The pattern, referred to as the fraternal birth order effect, isn’t new to scientists, but researchers from Canada’s Brock University, the University of Toronto and from Harvard Medical School now believe they have a biological explanation.
According to the study, published in the journal PNAS Monday, maternal antibodies in the womb may play a role in the process.
Researchers believe that when a woman gets pregnant with her first boy, a protein linked to the male Y chromosome (which is only produced in males) enters her bloodstream.
Her body then creates antibodies, because it recognizes the protein as a foreign substance.
With every male baby the woman has, the build-up of antibodies increases.

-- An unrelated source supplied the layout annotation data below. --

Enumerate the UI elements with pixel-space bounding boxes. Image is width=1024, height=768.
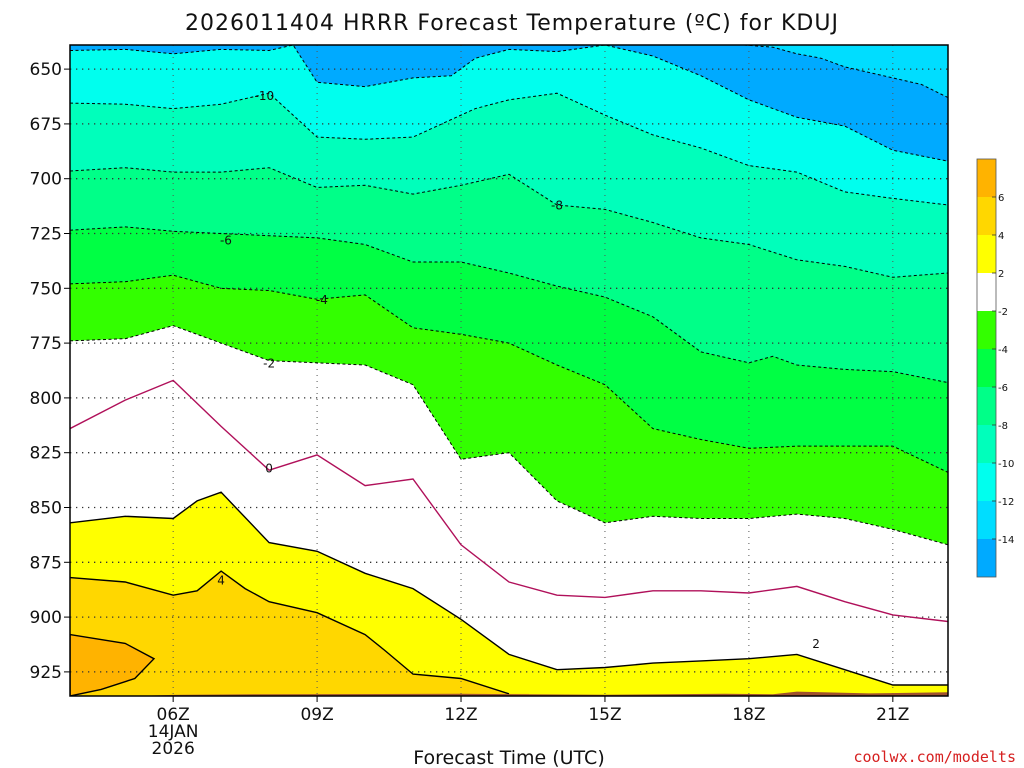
isotherm-label-2: 2: [812, 637, 820, 651]
isotherm--2: [70, 325, 948, 546]
isotherm-label-4: 4: [217, 573, 225, 587]
x-tick-year-label: 2026: [152, 739, 195, 759]
colorbar-label--6: -6: [998, 383, 1008, 394]
isotherm-label--10: -10: [255, 89, 275, 103]
isotherm--12: [70, 45, 948, 162]
ground-surface: [134, 691, 948, 696]
colorbar-label-6: 6: [998, 193, 1004, 204]
isotherm--10: [70, 92, 948, 206]
y-tick-label-925: 925: [30, 663, 62, 683]
y-tick-label-700: 700: [30, 170, 62, 190]
y-tick-label-875: 875: [30, 553, 62, 573]
x-tick-label-21Z: 21Z: [876, 705, 909, 725]
x-tick-label-18Z: 18Z: [732, 705, 765, 725]
isotherm-label--8: -8: [551, 199, 563, 213]
isotherm-label--6: -6: [220, 234, 232, 248]
chart-title: 2026011404 HRRR Forecast Temperature (ºC…: [185, 11, 839, 36]
colorbar-label--2: -2: [998, 307, 1008, 318]
colorbar-frame: [976, 158, 997, 578]
isotherm-label--2: -2: [263, 356, 275, 370]
colorbar-segment-8: [977, 159, 996, 197]
y-tick-label-900: 900: [30, 608, 62, 628]
temperature-fill-bands: [70, 45, 948, 696]
isotherm-2: [70, 491, 948, 686]
isotherm--6: [70, 226, 948, 384]
y-tick-label-825: 825: [30, 444, 62, 464]
colorbar-segment--8: [977, 425, 996, 463]
x-tick-label-09Z: 09Z: [300, 705, 333, 725]
colorbar-segment--4: [977, 349, 996, 387]
y-tick-label-850: 850: [30, 498, 62, 518]
y-tick-label-800: 800: [30, 389, 62, 409]
colorbar-segment--6: [977, 387, 996, 425]
isotherm-label--4: -4: [316, 293, 328, 307]
colorbar-segment-4: [977, 235, 996, 273]
isotherm--4: [70, 274, 948, 473]
y-axis: 650 675 700 725 750 775 800 825 850 875 900 925: [30, 60, 70, 683]
y-tick-label-725: 725: [30, 225, 62, 245]
x-tick-label-12Z: 12Z: [444, 705, 477, 725]
isotherm--8: [70, 167, 948, 278]
x-tick-label-06Z: 06Z: [157, 705, 190, 725]
colorbar-segment-6: [977, 197, 996, 235]
x-tick-date-label: 14JAN: [148, 722, 199, 742]
colorbar-label-4: 4: [998, 231, 1004, 242]
y-tick-label-775: 775: [30, 334, 62, 354]
colorbar-segment--10: [977, 463, 996, 501]
y-tick-label-675: 675: [30, 115, 62, 135]
colorbar-label--10: -10: [998, 459, 1014, 470]
colorbar-label--4: -4: [998, 345, 1008, 356]
credit-text: coolwx.com/modelts: [853, 748, 1016, 766]
colorbar-label-2: 2: [998, 269, 1004, 280]
colorbar-label--12: -12: [998, 497, 1014, 508]
isotherm-labels: -10 -8 -6 -4 -2 0 2 4: [217, 89, 820, 651]
colorbar-legend: 6 4 2 -2 -4 -6 -8 -10 -12 -14: [976, 158, 1014, 578]
x-axis-label: Forecast Time (UTC): [413, 747, 604, 768]
plot-frame: [69, 44, 949, 697]
colorbar-segment--12: [977, 501, 996, 539]
isotherm--14: [744, 45, 948, 99]
isotherm-4: [70, 570, 510, 695]
x-tick-label-15Z: 15Z: [588, 705, 621, 725]
isotherm-0: [70, 379, 948, 623]
colorbar-label--8: -8: [998, 421, 1008, 432]
ground-fill: [134, 691, 948, 696]
band-4-to-6: [70, 571, 529, 696]
band-minus14-to-minus12: [744, 45, 948, 98]
y-tick-label-650: 650: [30, 60, 62, 80]
isotherm-lines: [70, 45, 948, 696]
colorbar-label--14: -14: [998, 535, 1014, 546]
colorbar-segment-2: [977, 273, 996, 311]
y-tick-label-750: 750: [30, 279, 62, 299]
colorbar-segment--2: [977, 311, 996, 349]
colorbar-segment--14: [977, 539, 996, 577]
band-6-to-8: [70, 634, 154, 696]
isotherm-6: [70, 633, 156, 696]
isotherm-label-0: 0: [265, 462, 273, 476]
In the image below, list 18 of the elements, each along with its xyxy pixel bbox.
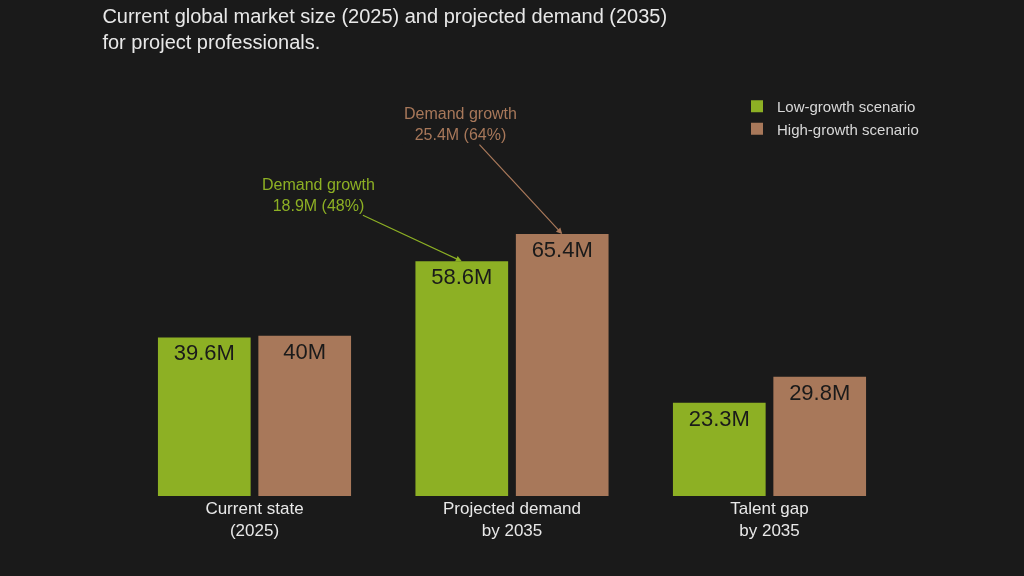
bar	[157, 337, 251, 496]
x-tick-label: Talent gap by 2035	[730, 499, 809, 541]
bar	[258, 335, 352, 496]
legend-label: Low-growth scenario	[777, 98, 916, 116]
x-tick-label: Current state (2025)	[205, 499, 304, 541]
data-label: 23.3M	[688, 405, 750, 431]
text: Demand growth 18.9M (48%)	[262, 176, 375, 214]
data-label: 40M	[283, 338, 327, 364]
bar	[773, 376, 867, 496]
data-label: 29.8M	[789, 379, 851, 405]
x-tick-label: Projected demand by 2035	[443, 499, 581, 541]
chart-title: Current global market size (2025) and projected demand (2035) for project professionals.	[102, 5, 668, 54]
legend-label: High-growth scenario	[777, 120, 919, 138]
data-label: 65.4M	[531, 237, 593, 263]
data-label: 58.6M	[431, 264, 493, 290]
data-label: 39.6M	[173, 340, 235, 366]
bar	[672, 402, 766, 496]
text: Demand growth 25.4M (64%)	[404, 105, 517, 143]
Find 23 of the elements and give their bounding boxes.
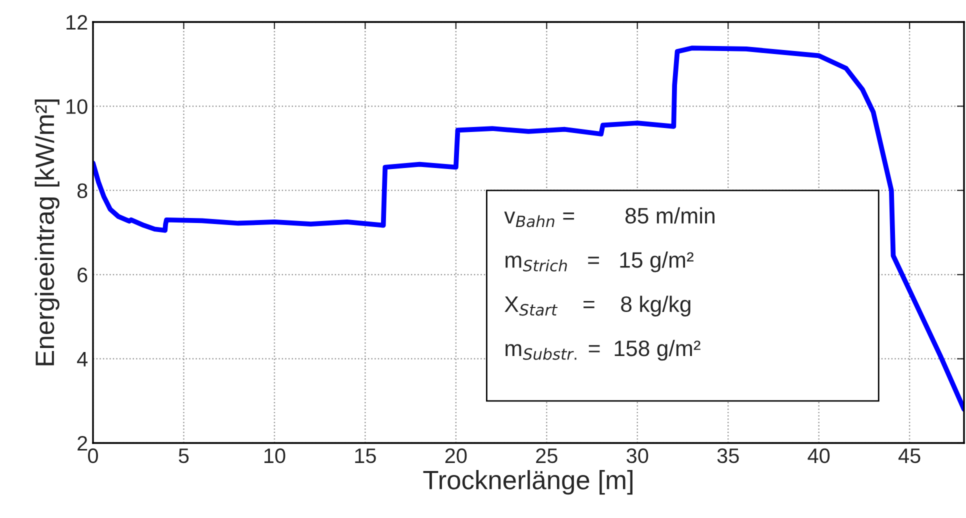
line-series [93,46,964,412]
x-tick-label: 0 [88,448,98,464]
text: X$_{Start}$ = 8 kg/kg [504,296,690,316]
annotation: v$_{Bahn}$ = 85 m/min [504,207,714,228]
x-tick-label: 40 [808,448,830,464]
y-tick-label: 12 [66,15,88,30]
x-tick-label: 10 [264,448,286,464]
y-tick-label: 2 [78,436,88,451]
x-tick-label: 5 [178,448,189,464]
x-tick-label: 30 [626,448,648,464]
x-axis-title: Trocknerlänge [m] [423,470,632,495]
text: m$_{Strich}$ = 15 g/m² [506,252,694,272]
x-tick-label: 15 [355,448,376,464]
x-tick-label: 35 [717,448,739,464]
y-tick-label: 8 [77,183,88,198]
y-tick-label: 10 [66,99,88,114]
x-tick-label: 25 [536,448,558,464]
annotation: m$_{Substr.}$ = 158 g/m² [506,340,700,361]
y-axis-title: Energieeintrag [kW/m²] [34,99,60,366]
x-tick-label: 20 [445,448,467,464]
y-tick-label: 6 [78,268,88,282]
y-tick-label: 4 [77,352,88,366]
x-tick-label: 45 [898,448,920,464]
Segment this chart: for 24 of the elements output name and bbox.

At high concentrations, it’s possible that the antibodies enter the brain of the second male fetus.
"That may alter the functions in the brain, changing the direction of how the male fetus may later develop their sense of attraction," study author Anthony Bogaert of Canada’s Brock University, told CNN.
To test this, the scientists collected blood samples from 142 pregnant women and tested them for antibodies to the brain protein known as NLGN4Y (also only produced in males).
Here’s what they found:
Mothers of homosexual sons with older male siblings had the most increased concentrations of antibodies against the protein.
Mothers of homosexual sons with no older male siblings had the second-most increased levels of antibodies against the protein.
Mothers of heterosexual sons had lower levels of the antibodies.
Mothers without sons had the lowest level of the antibodies.
Bogaert and his team have been exploring the subject for more than 20 years and have found the pattern exists across cultures.
In a research project 10 years ago, his team of psychologists and immunologists tested antibody reactivity to two male-only proteins in 16 women without sons, 72 mothers with heterosexual sons, 31 mothers with gay sons and no older brothers, 23 mothers of gay sons with older brothers, and a control group of 12 men.
That research showed the immune response to the proteins and found that mothers of gay sons, especially those with older brothers, had significantly higher concentrations of the antibody than the other women.
But psychologists warned that the effects were modest and even if a male child has multiple male siblings, the likelihood of that child being gay is still small.
"The implications of this study, especially if and when it is replicated by an independent team, are profound," Bogaert said in a university news release. "Along with more deeply understanding the exact origin of the older brother effect, it helps solidify the idea that, at least in men, there's a strong biological basis to sexual orientation” and “adds to the growing scientific consensus that homosexuality is not a choice, but rather an innate predisposition.”
But, he added, though the research is getting closer to finding a mechanism, “I wouldn’t say we’ve solved the fraternal birth order effect puzzle.”